Neirab barracks to new UNRWA-built2 houses on land adjacent to the neighboring Palestinian refugee camp of Ein el Tal also known as “Handarat” (the name of a nearby village).3 A 2003 UNRWA project document refers to the NRP as a “rehabilitation/development” project and indicates that the NRP also seeks to improve the general infrastructure of Ein el Tal and Neirab camps as well as promote “sustainable livelihoods” in both camps (UNRWA 2003: 4). After holding an international conference in Geneva in June 2004 to dis-

cuss its future as the main agency assisting Palestinian refugees, UNRWA

officially set in motion a process of internal reform. This process aimed at changing the agency’s emphasis from the provision of relief and basic services to Palestinian refugees to the promotion of sustainable development in Palestinian refugee camps (UNRWA 2004, 2005a).

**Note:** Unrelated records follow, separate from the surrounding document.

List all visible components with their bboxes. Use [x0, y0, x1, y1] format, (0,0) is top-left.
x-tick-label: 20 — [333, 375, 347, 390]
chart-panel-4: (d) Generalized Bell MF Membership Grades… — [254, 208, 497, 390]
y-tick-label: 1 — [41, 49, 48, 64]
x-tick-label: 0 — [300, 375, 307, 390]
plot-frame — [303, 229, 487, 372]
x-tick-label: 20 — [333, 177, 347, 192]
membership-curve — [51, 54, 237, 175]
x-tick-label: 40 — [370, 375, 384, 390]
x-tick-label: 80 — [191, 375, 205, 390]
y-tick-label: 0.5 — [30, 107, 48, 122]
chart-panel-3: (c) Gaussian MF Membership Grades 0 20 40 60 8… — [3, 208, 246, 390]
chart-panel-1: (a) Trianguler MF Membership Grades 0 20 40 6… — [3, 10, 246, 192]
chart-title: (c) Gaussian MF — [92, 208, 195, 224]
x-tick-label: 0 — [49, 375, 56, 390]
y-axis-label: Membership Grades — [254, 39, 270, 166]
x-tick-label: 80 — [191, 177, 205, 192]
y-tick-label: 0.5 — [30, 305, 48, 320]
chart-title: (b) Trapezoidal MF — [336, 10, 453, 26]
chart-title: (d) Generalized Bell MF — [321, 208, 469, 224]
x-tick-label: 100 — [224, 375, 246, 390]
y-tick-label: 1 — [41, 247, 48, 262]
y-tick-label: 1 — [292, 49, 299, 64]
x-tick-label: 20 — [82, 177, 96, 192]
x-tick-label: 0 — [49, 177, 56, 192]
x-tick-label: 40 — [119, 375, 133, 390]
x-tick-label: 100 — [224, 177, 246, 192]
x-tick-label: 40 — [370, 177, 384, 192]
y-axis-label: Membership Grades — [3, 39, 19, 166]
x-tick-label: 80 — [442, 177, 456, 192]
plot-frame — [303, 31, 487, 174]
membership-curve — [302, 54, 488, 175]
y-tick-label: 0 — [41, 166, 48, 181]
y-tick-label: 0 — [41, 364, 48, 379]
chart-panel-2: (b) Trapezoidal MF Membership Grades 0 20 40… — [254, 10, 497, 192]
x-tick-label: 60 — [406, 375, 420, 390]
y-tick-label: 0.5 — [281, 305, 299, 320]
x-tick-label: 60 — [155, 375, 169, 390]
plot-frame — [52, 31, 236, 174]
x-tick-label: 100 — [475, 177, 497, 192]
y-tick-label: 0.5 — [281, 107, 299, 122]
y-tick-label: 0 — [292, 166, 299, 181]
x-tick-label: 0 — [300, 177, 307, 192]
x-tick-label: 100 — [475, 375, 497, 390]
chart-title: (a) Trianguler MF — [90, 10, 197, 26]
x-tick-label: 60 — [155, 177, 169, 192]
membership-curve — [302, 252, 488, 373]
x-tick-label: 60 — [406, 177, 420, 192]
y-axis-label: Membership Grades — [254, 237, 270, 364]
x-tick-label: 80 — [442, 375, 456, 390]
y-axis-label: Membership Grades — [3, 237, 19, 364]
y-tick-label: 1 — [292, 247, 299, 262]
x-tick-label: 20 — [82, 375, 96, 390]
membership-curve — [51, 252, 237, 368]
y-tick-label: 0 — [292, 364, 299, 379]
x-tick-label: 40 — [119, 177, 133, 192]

After the 2004 Geneva conference, the NRP became an UNRWA pilot project whose lessons learned would help cement the agency’s reform process (Gabiam 2008). UNRWA adopted a participatory approach for the NRP, recruiting local

volunteers and officially promoting the involvement of the targeted communities into the project planning and implementation. The Syrian government became a participant in the NRP through GAPAR (General Authority for Palestinian Arab Refugees) by donating land for new housing to be built next to the existing camp of Ein el Tal and taking responsibility for providing electricity, telephone lines, and sewage to the new housing as well as other parts of Ein el Tal Camp. Also involved in the NRP were the governments of the United States, Switzerland, and Canada (the main donors for the first phase of the project taking place in Ein el Tal) and, later on, the governments of the United Arab Emirates, Japan, and Germany, as well as the regional governments of Galicia and the Basque country (who donated funds for the second phase of the project taking place in Neirab). In this chapter, I examine the implications of UNRWA’s new emphasis on

sustainable development, in terms of the agency’s relationship with Palestinian refugees and the aspirations of the Palestinian refugees as witnessed in Ein el Tal and Neirab. I begin by giving a brief overview of UNRWA’s formulation of the NRP. Then, I go over the way the NRP has been interpreted by Palestinian refugees in Ein el Tal and Neirab. I conclude that one of the major obstacles to a successful implementation of the NRP is that the vision of progress presented by the NRP leaves out the political and historical context of the Palestinian refugee situation, creating a trust barrier between UNRWA and the refugees. My conclusions focus mostly on the first phase of the NRP which took place in Ein el Tal and which was concluded in 2007. Palestinian refugees’ lack of trust in the NRP should not be interpreted as

outright opposition against UNRWA’s attempt to go beyond the provision of relief and basic services in Palestinian refugee camps. What is at stake is that UNRWA must do a better job of communicating with Palestinian refugees and addressing their fears that “development” is simply an economic solution to their refugee status, one that does away with the issue of return. UNRWA must come to terms with the fact that the right of return has become a cornerstone of Palestinian refugee identity. Any improvement scheme that neglects the importance of the right of return to Palestinian refugees’ selfunderstanding will most likely not garner the kind of popular support and involvement that UNRWA is seeking from the Palestinian refugee community living in camps. Most of the information for this chapter was gathered between spring 2005

and spring 2006, while I was working as an UNRWA volunteer on the NRP and simultaneously carrying out my doctoral research in anthropology. The

data I collected is mostly the result of formal and informal interviews with Palestinian refugees, UNRWA personnel, and Syrian government representatives, and participant observation through my work as a project volunteer during the implementation of the NRP. Some of this data is also the result of an UNRWA-sponsored research of living conditions in Neirab’s barracks in which I participated. The research consisted of a questionnaire and interviews with 24 families living in two of Neirab’s barracks.